Education reflects the signs of the times. Educational curriculums need to be updated from time to time to reflect the historic as well as contemporary knowledge. The most recent example of educational curriculum updating to accommodate contemporary knowledge is the inclusion of cryptocurrencies and blockchain technology in educational institutes. Universities of Chicago are among the first institutes to educate their students on cryptocurrencies.
As reported by Chicago Tribune, cryptocurrency education used to be something which was a matter of discussion during late hours of a class - but of late, things are changing. Cryptocurrencies have become a core part of the courses that deal with economics and finance. Professors in Chicago are updating their course plans to include cryptocurrencies while there are some schools which are adding classes dedicated to cryptocurrencies and the blockchain technology in their syllabus.
“It’s not so much about being ahead; it’s making sure that you’re not going to be behind,” said Sarit Markovich, an associate professor at Northwestern University’s Kellogg School of Management.“It was hard for me to fill up the course,” she said. “Students were interested in typical traditional banking. They were like, ‘We don’t want to hear about that. ... Tell us about mergers and acquisitions.’”
However, all of this changed last year when Bitcoin prices spiked from $970 to over $19,000 in just one year.

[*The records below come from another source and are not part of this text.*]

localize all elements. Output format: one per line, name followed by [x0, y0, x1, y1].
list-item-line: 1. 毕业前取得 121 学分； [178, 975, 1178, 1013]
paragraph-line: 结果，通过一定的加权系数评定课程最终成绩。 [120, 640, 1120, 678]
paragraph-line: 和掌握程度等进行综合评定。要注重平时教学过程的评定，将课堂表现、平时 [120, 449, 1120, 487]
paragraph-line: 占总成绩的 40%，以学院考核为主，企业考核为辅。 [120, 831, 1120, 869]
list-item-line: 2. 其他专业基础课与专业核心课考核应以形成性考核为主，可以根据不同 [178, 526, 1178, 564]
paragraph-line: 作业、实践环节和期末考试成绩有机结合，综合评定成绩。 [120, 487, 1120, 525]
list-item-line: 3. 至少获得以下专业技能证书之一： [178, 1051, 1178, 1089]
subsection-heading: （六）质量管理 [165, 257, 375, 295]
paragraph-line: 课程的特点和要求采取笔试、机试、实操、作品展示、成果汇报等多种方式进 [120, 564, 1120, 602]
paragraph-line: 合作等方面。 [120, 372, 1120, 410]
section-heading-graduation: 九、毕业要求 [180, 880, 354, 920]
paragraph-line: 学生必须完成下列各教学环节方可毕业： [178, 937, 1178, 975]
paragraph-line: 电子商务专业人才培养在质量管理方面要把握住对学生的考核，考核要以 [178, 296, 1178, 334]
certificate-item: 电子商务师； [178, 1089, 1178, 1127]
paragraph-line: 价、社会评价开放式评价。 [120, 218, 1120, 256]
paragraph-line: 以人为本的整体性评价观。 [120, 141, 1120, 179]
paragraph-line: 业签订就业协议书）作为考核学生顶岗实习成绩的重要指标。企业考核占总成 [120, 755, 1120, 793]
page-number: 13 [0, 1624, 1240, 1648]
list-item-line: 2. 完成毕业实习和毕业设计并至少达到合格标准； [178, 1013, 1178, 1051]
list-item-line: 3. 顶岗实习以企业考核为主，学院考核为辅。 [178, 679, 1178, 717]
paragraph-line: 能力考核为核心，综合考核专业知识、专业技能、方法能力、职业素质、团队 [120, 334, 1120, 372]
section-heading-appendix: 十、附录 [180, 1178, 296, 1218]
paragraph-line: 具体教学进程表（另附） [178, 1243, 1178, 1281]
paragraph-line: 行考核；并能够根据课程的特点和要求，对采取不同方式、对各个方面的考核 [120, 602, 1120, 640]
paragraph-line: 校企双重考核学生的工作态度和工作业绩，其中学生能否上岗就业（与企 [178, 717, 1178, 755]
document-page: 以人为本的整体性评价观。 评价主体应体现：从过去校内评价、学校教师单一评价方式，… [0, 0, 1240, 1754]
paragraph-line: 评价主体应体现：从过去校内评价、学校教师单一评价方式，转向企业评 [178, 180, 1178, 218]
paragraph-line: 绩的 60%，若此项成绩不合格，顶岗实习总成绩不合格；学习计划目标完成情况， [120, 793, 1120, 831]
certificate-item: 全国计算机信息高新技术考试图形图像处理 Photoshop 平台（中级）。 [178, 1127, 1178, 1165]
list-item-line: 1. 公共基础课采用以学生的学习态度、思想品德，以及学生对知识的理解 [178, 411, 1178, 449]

It wasn’t just Bitcoin, as the entire cryptocurrency market boomed during 2017, with Ripple recording a profit of 36,000% and Ethereum profits going up by 9,000%. This prompted a number of students to suddenly be interested in this emerging technology. Markovich claims that alumni too, have been reaching out regarding this course. The curriculum is being prepared and is likely to start off from the next batch of Master of Business Administration students.
Another Chicago based institute, the Illinois Institute of Technology is all set to start off with their first-ever blockchain class, starting this summer. Professor Gib Bassett, who heads the finance department at the institute commented, saying “They want to hear about bitcoin. Their parents have told them it’s a tulip bubble,” he said, referring to the tulip bulb market in 1600s Holland that bloomed dramatically, then crashed. “It’s crazy, it’s ridiculous, and their friends who invested three years ago are millionaires. … There’s clearly a generational component to this.”
While cryptocurrencies are one aspect of it, the blockchain technology too, has attracted many. Considering how blockchain is considered to be the actual technology and cryptocurrencies merely a product, a number of tech institutes are now looking at offering blockchain programs for their students. Given the infinite possibilities of innovation that the blockchain tech presents, students are showing up in huge numbers for these courses now.